By Charles Hadlock, NBC News
GALVESTON, TEXAS -- In the last week, I have stepped over more snakes, run from more rats and have been bitten by more mosquitoes than I care to count.
Thousands of people on Galveston Island fled for higher ground in the wake of Hurricane Ike. So did the snakes, rats and mosquitoes.
How could some of Earth's lowliest creatures survive one of nature's fiercest storms? Somehow they did and they're alive and thriving on Galveston Island. I have the mosquito bites alone to prove it.
The rising surge water forced critters of all kinds to seek higher ground. For residents returning home this week, don't be surprised to find snakes in trees and rats living in dry attics of some of Galveston's grandest homes.

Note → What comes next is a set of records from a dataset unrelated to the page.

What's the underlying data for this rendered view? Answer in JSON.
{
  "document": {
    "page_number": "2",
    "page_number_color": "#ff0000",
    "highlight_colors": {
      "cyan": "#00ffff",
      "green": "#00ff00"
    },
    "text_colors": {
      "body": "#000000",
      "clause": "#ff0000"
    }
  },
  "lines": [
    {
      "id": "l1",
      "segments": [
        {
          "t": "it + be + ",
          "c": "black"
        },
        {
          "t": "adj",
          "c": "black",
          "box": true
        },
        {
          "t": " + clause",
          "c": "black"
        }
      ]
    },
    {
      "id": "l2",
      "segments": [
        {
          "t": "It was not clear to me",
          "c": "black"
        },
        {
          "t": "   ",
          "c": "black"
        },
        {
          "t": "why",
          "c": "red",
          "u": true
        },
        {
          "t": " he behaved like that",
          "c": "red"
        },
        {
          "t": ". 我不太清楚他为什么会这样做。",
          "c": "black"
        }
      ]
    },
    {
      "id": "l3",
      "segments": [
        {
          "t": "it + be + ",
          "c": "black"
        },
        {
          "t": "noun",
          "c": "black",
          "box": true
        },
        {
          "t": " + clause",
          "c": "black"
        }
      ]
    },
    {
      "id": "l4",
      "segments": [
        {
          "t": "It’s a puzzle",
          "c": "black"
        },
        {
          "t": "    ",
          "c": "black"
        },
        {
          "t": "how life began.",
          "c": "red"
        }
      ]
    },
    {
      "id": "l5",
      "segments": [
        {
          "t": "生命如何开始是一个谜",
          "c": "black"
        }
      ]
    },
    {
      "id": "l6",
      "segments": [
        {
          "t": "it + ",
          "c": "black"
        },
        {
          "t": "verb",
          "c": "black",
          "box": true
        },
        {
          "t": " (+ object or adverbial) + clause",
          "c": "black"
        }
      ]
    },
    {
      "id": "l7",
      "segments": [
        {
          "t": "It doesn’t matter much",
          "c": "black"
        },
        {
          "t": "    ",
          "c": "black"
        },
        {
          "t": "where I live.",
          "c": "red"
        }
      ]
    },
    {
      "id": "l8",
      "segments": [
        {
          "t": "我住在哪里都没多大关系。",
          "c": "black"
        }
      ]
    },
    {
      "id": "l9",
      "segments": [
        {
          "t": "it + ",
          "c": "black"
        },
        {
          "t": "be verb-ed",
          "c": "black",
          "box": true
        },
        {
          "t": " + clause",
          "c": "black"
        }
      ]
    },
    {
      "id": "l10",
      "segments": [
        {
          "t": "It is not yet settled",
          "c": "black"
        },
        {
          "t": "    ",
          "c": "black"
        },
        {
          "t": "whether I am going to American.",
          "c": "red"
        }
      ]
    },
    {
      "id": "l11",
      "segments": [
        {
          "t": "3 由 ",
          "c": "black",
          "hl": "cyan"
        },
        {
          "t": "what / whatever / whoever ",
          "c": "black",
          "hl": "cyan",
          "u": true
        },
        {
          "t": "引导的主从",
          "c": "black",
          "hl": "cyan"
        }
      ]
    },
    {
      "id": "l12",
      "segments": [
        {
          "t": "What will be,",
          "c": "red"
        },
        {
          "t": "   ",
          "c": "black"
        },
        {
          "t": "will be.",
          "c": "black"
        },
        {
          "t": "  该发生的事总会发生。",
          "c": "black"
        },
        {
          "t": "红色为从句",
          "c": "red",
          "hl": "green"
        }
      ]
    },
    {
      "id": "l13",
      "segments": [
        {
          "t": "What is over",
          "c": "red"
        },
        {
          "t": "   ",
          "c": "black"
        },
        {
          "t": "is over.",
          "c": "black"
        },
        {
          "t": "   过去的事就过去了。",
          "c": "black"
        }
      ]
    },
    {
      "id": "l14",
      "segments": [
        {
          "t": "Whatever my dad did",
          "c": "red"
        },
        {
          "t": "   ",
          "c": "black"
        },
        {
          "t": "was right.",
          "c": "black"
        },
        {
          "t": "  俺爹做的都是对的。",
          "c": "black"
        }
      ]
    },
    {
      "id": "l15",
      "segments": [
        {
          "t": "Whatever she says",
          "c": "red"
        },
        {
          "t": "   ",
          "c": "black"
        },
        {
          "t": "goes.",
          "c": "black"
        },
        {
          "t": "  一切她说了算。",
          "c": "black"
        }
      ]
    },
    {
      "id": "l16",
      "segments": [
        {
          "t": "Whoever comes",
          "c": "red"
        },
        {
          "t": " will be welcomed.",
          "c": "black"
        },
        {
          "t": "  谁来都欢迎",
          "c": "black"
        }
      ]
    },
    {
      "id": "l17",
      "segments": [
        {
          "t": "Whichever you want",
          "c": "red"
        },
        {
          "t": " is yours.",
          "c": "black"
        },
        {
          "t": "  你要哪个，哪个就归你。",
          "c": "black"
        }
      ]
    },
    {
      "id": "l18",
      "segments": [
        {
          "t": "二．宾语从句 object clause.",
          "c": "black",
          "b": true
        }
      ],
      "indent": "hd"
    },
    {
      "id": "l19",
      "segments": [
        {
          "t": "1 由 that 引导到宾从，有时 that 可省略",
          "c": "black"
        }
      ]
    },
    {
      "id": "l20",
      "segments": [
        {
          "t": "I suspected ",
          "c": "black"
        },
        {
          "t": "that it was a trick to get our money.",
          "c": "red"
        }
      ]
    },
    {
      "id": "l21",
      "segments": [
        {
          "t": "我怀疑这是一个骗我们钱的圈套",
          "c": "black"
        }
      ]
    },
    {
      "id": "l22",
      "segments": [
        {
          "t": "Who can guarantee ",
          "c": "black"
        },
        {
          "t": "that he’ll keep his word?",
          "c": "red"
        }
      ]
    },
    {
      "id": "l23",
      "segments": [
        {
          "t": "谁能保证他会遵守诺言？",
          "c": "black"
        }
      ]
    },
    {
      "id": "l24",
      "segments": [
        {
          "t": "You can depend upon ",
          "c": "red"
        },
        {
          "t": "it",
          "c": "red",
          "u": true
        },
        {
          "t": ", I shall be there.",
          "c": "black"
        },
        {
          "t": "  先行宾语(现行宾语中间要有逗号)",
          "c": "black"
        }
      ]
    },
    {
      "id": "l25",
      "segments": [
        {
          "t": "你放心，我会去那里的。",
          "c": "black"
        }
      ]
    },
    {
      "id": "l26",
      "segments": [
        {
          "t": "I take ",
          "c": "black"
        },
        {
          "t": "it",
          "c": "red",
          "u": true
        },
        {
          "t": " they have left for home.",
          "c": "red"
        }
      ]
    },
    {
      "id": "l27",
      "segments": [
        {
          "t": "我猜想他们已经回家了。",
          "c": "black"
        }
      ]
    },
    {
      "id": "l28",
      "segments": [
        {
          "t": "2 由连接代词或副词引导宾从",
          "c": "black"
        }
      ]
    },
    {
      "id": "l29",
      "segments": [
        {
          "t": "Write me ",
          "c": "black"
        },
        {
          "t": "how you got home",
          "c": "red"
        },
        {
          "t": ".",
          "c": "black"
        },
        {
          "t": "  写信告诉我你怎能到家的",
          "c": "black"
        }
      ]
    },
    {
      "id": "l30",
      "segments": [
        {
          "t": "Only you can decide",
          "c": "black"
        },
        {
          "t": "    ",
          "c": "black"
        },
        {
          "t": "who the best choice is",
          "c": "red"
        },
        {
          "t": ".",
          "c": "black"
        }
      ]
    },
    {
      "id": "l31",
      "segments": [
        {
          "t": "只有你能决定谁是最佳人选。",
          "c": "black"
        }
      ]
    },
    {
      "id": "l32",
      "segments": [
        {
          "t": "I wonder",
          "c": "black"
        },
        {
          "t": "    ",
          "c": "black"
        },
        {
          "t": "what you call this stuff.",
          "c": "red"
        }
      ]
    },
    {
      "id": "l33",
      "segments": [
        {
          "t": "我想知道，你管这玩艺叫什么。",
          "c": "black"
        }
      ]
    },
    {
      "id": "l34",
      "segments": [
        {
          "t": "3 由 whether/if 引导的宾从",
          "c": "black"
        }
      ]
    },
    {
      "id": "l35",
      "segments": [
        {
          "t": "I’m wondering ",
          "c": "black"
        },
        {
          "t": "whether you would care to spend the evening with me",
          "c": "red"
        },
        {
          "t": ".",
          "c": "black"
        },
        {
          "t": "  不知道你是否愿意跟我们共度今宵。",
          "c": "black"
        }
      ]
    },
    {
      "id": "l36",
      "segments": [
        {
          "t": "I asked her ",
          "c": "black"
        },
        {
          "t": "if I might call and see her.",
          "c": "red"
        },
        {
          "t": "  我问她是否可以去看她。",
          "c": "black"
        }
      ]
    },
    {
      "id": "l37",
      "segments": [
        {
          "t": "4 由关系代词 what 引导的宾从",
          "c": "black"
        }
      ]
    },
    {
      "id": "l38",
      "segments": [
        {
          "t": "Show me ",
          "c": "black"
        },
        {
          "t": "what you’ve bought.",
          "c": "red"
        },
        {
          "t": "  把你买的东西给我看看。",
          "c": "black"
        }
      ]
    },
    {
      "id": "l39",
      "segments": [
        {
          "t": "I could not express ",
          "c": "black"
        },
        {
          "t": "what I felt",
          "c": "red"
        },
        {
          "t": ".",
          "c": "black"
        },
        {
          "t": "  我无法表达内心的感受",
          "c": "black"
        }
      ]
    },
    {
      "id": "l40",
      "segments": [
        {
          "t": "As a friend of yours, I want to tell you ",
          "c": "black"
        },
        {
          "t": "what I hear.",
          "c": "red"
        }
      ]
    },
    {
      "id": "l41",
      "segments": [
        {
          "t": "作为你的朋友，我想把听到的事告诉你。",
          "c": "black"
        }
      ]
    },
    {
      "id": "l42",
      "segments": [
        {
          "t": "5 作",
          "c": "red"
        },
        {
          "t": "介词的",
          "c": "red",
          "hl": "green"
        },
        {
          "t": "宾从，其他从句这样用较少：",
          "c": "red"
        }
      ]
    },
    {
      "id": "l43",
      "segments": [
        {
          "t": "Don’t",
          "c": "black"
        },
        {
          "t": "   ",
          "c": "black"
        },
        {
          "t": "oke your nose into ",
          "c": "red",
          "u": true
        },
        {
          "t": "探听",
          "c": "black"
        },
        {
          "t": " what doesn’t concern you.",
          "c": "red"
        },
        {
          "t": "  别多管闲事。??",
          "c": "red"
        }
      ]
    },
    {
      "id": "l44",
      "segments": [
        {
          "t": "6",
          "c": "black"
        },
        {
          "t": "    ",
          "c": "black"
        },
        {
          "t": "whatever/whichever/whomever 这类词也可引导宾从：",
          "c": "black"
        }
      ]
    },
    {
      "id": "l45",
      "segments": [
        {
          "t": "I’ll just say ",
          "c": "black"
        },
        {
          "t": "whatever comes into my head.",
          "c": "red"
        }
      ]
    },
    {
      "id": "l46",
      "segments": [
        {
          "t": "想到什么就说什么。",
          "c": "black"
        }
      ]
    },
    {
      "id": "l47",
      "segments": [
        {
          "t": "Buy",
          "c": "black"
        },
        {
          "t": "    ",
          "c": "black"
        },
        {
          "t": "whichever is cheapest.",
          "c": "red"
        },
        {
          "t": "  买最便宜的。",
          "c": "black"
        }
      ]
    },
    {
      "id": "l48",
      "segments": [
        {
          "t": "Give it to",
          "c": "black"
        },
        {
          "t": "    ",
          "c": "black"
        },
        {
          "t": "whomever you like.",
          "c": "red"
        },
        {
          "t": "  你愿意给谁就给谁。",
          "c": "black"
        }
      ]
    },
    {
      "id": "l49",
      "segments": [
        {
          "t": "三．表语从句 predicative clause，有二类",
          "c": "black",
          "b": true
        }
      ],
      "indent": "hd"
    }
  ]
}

All the water that rushed into Galveston is the perfect breeding ground for mosquitoes, says the county's mosquito control director, John Marshall. The water has collected in almost everything Hurricane Ike tossed about. You'll find mosquitoes breeding in old tires, in the trunks of crushed cars and in the hundreds of pleasure boats now sitting on dry land. I even saw a hot tub perched in the median of a road, apparently washed in from one of the hundreds of homes miles away. Talk about your breeding ground!
You don't have to walk very far in Galveston to be attacked by mosquitoes. It doesn't matter what part of town you're in; mosquitoes don't discriminate. All they want is your blood. All they give is a weeklong itch and a chance for an illness like encephalitis.
Galveston County is launching an assault on the mosquito population. Trucks are spraying pesticide throughout each neighborhood. As if that's not enough, three airplanes are also spraying pesticide in remote parts of the island.
Come to think of it, that's not enough. Before you come to Galveston Island, douse yourself with bug repellent. Oh, and watch out for the snakes. And the rats.